"You are the real thing, Betty," was all he said as he roughed my hair, first back and then down over my eyes, and took Grandmother Nelson's spade from my hand and began to make the dirt fly out of the hole. I wonder what I'll say when those hollyhocks come up.

And then we all worked. It astonished me to find what one man, one woman, and one small boy can do to a plot of earth in three hours, with a string, sharpened sticks, seed, hoes, spades, rakes, and radiant happiness. At four o'clock we all three sank down in a heap at the end of the last row of green peas in delicious exhaustion.

"Nice little seed, I'll dig you up to-morrow to see how you feel," said the Byrd as he patted in a stray pea he had found with the beets. "I can't dig you all up, but I will as many as I can."

"Yes, you will--not," said Sam, reaching for him as he skimmed and dipped away. And then followed a lecture on floriculture, agriculture, and horticulture that I immensely enjoyed.

"Yes," assented the fledgling, with the greatest intellectual enthusiasm, "baby beets folds up jest that way," and he illustrated after Sam, with his grubby little paddies, "same as chickens in eggs and--"

"Come on, Betty, let's go select the spot for the cedar-log temple for Peter's muses," Sam interrupted as he made a lightning grab for the Byrd and tumbled him back into the loamy earth.
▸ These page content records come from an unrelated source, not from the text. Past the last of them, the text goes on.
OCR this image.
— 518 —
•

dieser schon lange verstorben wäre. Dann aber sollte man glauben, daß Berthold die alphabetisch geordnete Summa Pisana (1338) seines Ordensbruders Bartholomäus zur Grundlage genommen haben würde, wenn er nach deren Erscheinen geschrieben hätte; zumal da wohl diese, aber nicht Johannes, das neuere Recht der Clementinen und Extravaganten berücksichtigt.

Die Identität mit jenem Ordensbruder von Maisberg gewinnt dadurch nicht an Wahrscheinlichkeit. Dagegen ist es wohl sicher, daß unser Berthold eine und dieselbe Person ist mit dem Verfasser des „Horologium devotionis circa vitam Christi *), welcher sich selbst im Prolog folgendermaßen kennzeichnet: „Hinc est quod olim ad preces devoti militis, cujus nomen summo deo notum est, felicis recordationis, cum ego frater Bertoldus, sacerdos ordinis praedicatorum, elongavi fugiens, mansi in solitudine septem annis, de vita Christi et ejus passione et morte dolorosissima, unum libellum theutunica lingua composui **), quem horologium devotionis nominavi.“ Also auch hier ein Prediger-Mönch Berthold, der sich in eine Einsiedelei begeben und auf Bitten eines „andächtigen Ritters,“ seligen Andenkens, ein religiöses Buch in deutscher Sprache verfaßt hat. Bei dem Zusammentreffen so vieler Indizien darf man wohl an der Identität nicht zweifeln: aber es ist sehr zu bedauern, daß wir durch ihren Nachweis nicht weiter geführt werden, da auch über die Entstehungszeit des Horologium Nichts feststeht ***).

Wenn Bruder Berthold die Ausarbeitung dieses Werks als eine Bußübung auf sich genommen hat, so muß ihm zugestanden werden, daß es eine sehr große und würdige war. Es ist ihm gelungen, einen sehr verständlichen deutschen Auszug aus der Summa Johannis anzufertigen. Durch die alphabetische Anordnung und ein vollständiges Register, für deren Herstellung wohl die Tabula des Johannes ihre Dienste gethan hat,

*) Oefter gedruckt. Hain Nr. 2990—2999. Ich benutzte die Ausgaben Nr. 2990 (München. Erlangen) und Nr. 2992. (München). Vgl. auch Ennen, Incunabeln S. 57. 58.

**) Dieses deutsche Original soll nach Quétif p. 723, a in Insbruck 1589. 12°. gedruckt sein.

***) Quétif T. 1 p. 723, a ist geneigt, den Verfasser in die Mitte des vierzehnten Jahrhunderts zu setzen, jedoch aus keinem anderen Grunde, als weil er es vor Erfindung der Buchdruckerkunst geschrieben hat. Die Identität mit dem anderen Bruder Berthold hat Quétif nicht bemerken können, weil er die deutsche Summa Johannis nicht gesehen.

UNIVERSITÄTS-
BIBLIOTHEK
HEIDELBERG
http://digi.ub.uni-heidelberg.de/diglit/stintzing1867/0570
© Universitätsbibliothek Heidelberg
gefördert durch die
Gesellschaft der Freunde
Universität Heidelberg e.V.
I realized then that up to a quarter of five o'clock on that twenty-first-of-April day I had been really wretchedly uneasy about Peter in every way, that I did and did not understand since that scene at the tea-table in the Astor when I had assumed the responsibility of him. But at that moment when Sam held back a tangle of blackberry-bushes and low-sweeping dogwood boughs, and we stepped out on a moss-covered rock-ledge that commanded a view of the Harpeth Valley, stretching away and away in an iridescent shimmer of springiness and sunshine, it completely vanished, for the time being, anyway.

"Oh," I said, with a great sigh of relief, "let's plant Peter here. He--he can grow his dream in this place."

"Yes," answered Sam, quietly, "I'll log up and daub up a shack right here, with a stone fireplace. It won't cost anything, for I'll use my own logs and pick up my own stones. Thank God for shoulders and arms which can make shelter for anybody that needs it anywhere," and as he spoke Sam looked across the valley into the blaze of the sun that was beginning to go down behind Paradise Ridge, with that earth-smolder I was beginning to recognize. I knew that David and Moses and Christ had all looked down across new life from a hillside, and Sam seemed almost transfigured to me. And I had a--a vision. I saw that Sam was to be one of a gigantic new kind of men to whom all who were ahungered and athirst would come to be cared for. I had brought Peter to him first, and I knew--I felt that others--that-"Sam," I said, as I reached out and laid a timid hand, for the first time stained with earth labor, on the blue sleeve of his overalls, "don't ever leave Peter and me anywhere you are not, will you?"